Last night in a meeting, I was given a topic to speak about for two minutes. It was a challenging form of communication as it was impromptu speaking, and I had to talk about random things about leadership in front of a group without preparation. I had a timer in front of me. I did the opening by asking questions, I asked the audience if anyone wants to be a leader and if anyone can step up and speak up. Then I started to talk about how to lead by example instead of micro-managing etc. Then I was running out of things to say. My mind started to be blank, I started to get nervous and I looked at my timer, only thirty seconds had passed. It felt a long time already when everyone was looking at me and listening, but I couldn’t think of anything to elaborate on my topic. I started to make up an example, talked about a project at MBA that I led by showing people how I get things done instead of pointing fingers to tell others what to do, blah blah blah… one minute has passed. Finally. Then maybe it’s time I should start to think of a conclusion with a good ending. Maybe I should do a call to action by telling everyone to be a great leader, everyone has to practice good public speaking, that’s what I was doing. One minute and thirty seconds, I had too little to say, not even completed with two minutes.
If I might have done differently in that situation, I would do my preparation and homework in advance. The topic was indeed random, and I couldn’t prepare for it. However, that doesn’t mean I couldn’t think about this topic before if I had a habit of thinking. I would read a lot of books and newspaper with a repository of information in my mind that I could retrieve relevant information when required. I would have a lot of different kinds of life experiences that I could share an interesting story with others when necessary. I could write a little bit more every day, such that things I said maybe written before at some point that the words are beautifully crafted in my blog posts. There are too little to say when there is nothing happened in a boring life, when there is nothing new to learn and when there is no independent thinking with important ideas to share. I could learn some rules and structure about speaking, which I don’t need to remember the rules, but the rules are already part of my habit of speaking, with an opening point, reasonings to support, examples to illustrate as well as an ending to reiterate what I try to say. Then, maybe I would have a lot more to say.
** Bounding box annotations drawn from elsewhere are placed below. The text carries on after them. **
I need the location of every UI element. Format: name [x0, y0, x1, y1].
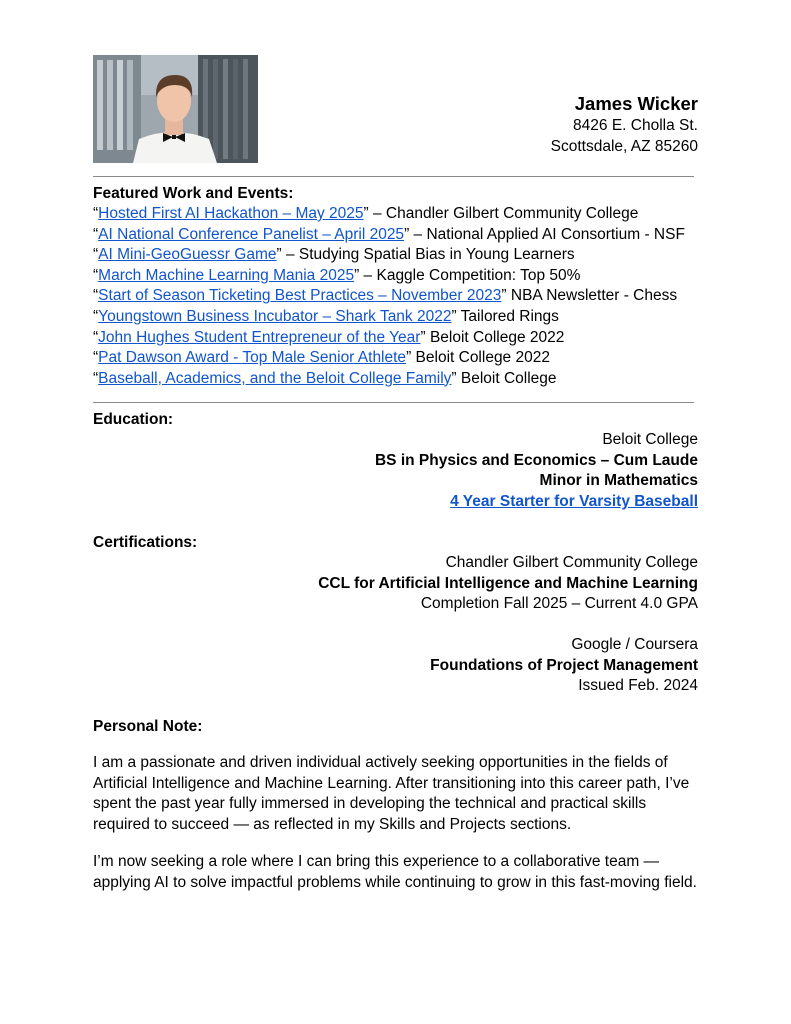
personal-note-paragraph: I am a passionate and driven individual actively seeking opportunities in the fields of Artificial Intelligence and Machine Learning. After transitioning into this career path, I’ve spent the past year fully immersed in developing the technical and practical skills required to succeed — as reflected in my Skills and Projects sections. [93, 754, 690, 833]
cert-issuer: Chandler Gilbert Community College [445, 554, 698, 571]
featured-item: “Pat Dawson Award - Top Male Senior Athlete” Beloit College 2022 [93, 349, 550, 367]
featured-item: “March Machine Learning Mania 2025” – Kaggle Competition: Top 50% [93, 266, 581, 284]
education-section-title: Education: [93, 411, 174, 428]
cert-issuer: Google / Coursera [571, 636, 698, 653]
featured-item: “AI National Conference Panelist – April 2025” – National Applied AI Consortium - NSF [93, 225, 685, 243]
personal-note-title: Personal Note: [93, 718, 203, 735]
certification-item [318, 553, 698, 615]
featured-link[interactable]: Pat Dawson Award - Top Male Senior Athlete [98, 349, 407, 367]
featured-item: “AI Mini-GeoGuessr Game” – Studying Spatial Bias in Young Learners [93, 246, 575, 264]
minor: Minor in Mathematics [539, 472, 698, 490]
featured-list [93, 204, 685, 389]
featured-link[interactable]: Hosted First AI Hackathon – May 2025 [98, 205, 364, 222]
school-name: Beloit College [602, 431, 698, 448]
address-city: Scottsdale, AZ 85260 [550, 138, 698, 155]
cert-name: CCL for Artificial Intelligence and Machine Learning [318, 574, 698, 592]
profile-photo [93, 55, 258, 163]
address-street: 8426 E. Cholla St. [573, 117, 698, 134]
cert-detail: Completion Fall 2025 – Current 4.0 GPA [420, 595, 698, 613]
featured-item: “John Hughes Student Entrepreneur of the Year” Beloit College 2022 [93, 328, 565, 346]
contact-header [551, 93, 698, 157]
cert-name: Foundations of Project Management [430, 656, 698, 674]
featured-link[interactable]: AI Mini-GeoGuessr Game [98, 246, 277, 264]
featured-item: “Youngstown Business Incubator – Shark Tank 2022” Tailored Rings [93, 307, 559, 325]
personal-note-paragraph: I’m now seeking a role where I can bring this experience to a collaborative team — applying AI to solve impactful problems while continuing to grow in this fast-moving field. [93, 853, 697, 891]
cert-detail: Issued Feb. 2024 [578, 677, 698, 695]
divider [93, 176, 694, 177]
featured-item: “Start of Season Ticketing Best Practices – November 2023” NBA Newsletter - Chess [93, 287, 678, 305]
featured-item: “Baseball, Academics, and the Beloit College Family” Beloit College [93, 369, 557, 387]
featured-link[interactable]: Youngstown Business Incubator – Shark Tank 2022 [98, 307, 452, 325]
certifications-section-title: Certifications: [93, 534, 198, 551]
athletics-link[interactable]: 4 Year Starter for Varsity Baseball [450, 492, 698, 510]
divider [93, 402, 694, 403]
education-block [375, 430, 698, 512]
featured-item: “Hosted First AI Hackathon – May 2025” – Chandler Gilbert Community College [93, 205, 639, 222]
featured-link[interactable]: AI National Conference Panelist – April 2025 [98, 225, 405, 243]
featured-link[interactable]: Start of Season Ticketing Best Practices – November 2023 [98, 287, 502, 305]
certification-item [430, 635, 698, 697]
candidate-name: James Wicker [574, 93, 698, 114]
degree: BS in Physics and Economics – Cum Laude [374, 451, 698, 469]
featured-link[interactable]: John Hughes Student Entrepreneur of the Year [98, 328, 421, 346]
featured-link[interactable]: Baseball, Academics, and the Beloit College Family [98, 369, 452, 387]
featured-link[interactable]: March Machine Learning Mania 2025 [98, 266, 355, 284]
featured-section-title: Featured Work and Events: [93, 185, 294, 202]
In general, to avoid having too little to say, I would need to work hard and practice. It would be rewarding by spending time gathering ideas, enrich my life and study for new vocabularies to express myself. It is very powerful if I could write and speak fluently such that I could create an impact on the worlds influencing others to take actions and becoming an effective leader. I would learn by rules to speak without thinking of rules. I don’t need to stop and think about how to get more to say, but it’s a habit that I master the laws of efficiency in speaking until it is second nature for me to speak correctly rather than otherwise. In the beginning, I will find a great deal of difficulty at first in putting principles into practice, but if I persevere, I would be able to success. Having more to say would be habitual as a result of practice. There are advantages as a fluent speaker over the speaker with too little to say, as people who can make a great speech would sound like a better leader. And I am determined to be a better leader since we are living in an age with FUD (Fear, Uncertainty, and Doubt) and I admire those who can lead and overcoming this to make our society a better place for us and our future generation.